Some comparisons with pre-existing Beach Tint shades: Payapa is brighter and more definitely orange than Peach, but warmer and less red than Strawberry. And Lychee is peeeeenk. Sorry, cropping fail.
natural light

Lychee is much cooler and brighter than the coral-pink Guava, and less pastel (has less white pigment). Raspberry is cooler still, but in a more muted way. Watermelon is a much softer pink-red to Dragonfruit's brighter red-pink. See how warm Papaya looks grouped with this batch?
natural light
My counter did not have testers for Fig (browned nude) or Grapefruit (muted light warm peach).



2. Bite Beauty High Pigment Matte Pencils (£24) are twist-up lipsticks in chubby pencil form. They are high-pigment but aren't particularly matte, more of a satin-cream finish, and are very comfortable to wear, even on my dry lips. The darker and brighter colours last for hours and fade evenly into a good stain after a heavy meal.
Their display in Selfridges' new beauty workshop doesn't have all the shades currently listed on Sephora (for $24 I might add) but here are the ones I caught (one swipe each):
natural light, shade (they retain a bit of sheeniness even so)






PS here's a picture from April I took for a friend and never meant to blog, but then I realised it's the only picture of Pomegrante I have to hand. A rare example of me doing the bare-face-red-lips thing (so unbalanced, so American-Francophile cliché, so myfaceissopinkack! >.< Please to scroll past like the wind.)
yeah, I still curled my lashes :P Complex Standards, I haz.




3. YSL Northern Lights Collection is one of the first Christmas releases to hit our shores and if this is a harbinger of things to come, my finances are in serious trouble... I admit to having a bit of a thing for Aurora-themed makeup-themed makeup but GUYS. These pigments. They are so complex I don't even.
Swatches made with fingertips, patted on dry. 
natural light + sun
ditto, deliberate fuzziness
#07 Eyeliner Effet Faux Cils Etoile Dorée (limited edition) is a smooth metallic ochre. As with all these liners, flawless pigmentation and texture. This swatch wouldn't smear or flake even after a good scrubbing with a makeup remover wipe, but came off easily with cleansing oil.

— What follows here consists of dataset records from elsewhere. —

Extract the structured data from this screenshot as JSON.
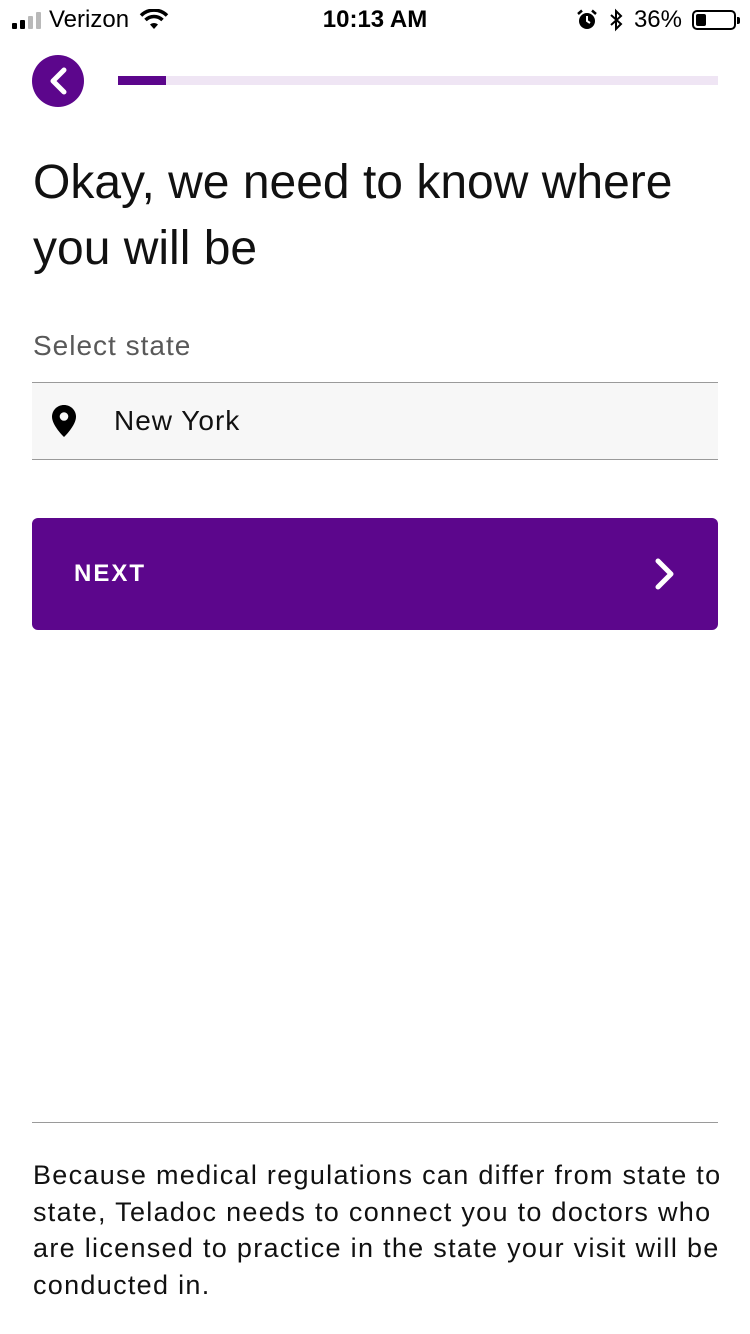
{
  "status_bar": {
    "carrier": "Verizon",
    "time": "10:13 AM",
    "battery_percent": "36%",
    "battery_level": 0.36,
    "icons": [
      "signal-icon",
      "wifi-icon",
      "alarm-icon",
      "bluetooth-icon",
      "battery-icon"
    ]
  },
  "header": {
    "back_icon": "chevron-left-icon",
    "progress_fraction": 0.08
  },
  "main": {
    "title": "Okay, we need to know where you will be",
    "state_label": "Select state",
    "state_value": "New York",
    "state_icon": "location-pin-icon",
    "next_label": "NEXT",
    "next_icon": "chevron-right-icon"
  },
  "footer": {
    "disclaimer": "Because medical regulations can differ from state to state, Teladoc needs to connect you to doctors who are licensed to practice in the state your visit will be conducted in."
  },
  "colors": {
    "brand_purple": "#5c068c",
    "progress_track": "#efe5f4",
    "field_background": "#f7f7f7"
  }
}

#12 Pure Chromatics quad (permanent) is a stunning neutral/smokey palette with a kick. In particular, I love the red duochrome running through the charcoal satin (leftmost shade) and the complex sparkly champagne taupe (third from left).

Nuit Artique is a limited edition Pure Chromatics quad (these are designed to be used wet and dry) and the standout for me is the leftmost metallic burgundy scattered with blue glitter, nestled among three gradational blue sparkles. I LOVE red-blue combinations and was sorely tempted by this. The dud in the palette is the cornflower (far right) which had a tendency to shed its gritty silver dandruff.

Barely visible on the bottom left is the limited edition Boréal highlighter compact, Lumière Polaire, which reads as a hint of pink iridescence on my skin, without visible shimmer.


I womanfully braved the melon stench of the two limited edition Golden Glosses, #55 Bleu Artique (palest yellow base with larger blue and smaller green sparkles) and #56 Rose Polaire (milky pink base with larger purple and smaller gold and green sparkles).

There is one more limited edition standout of this collection, and that's the delicate nail polish topcoat in 33 Première Neige. Of which more later, as (ahem) it seems to be twinkling at me from my desk right now.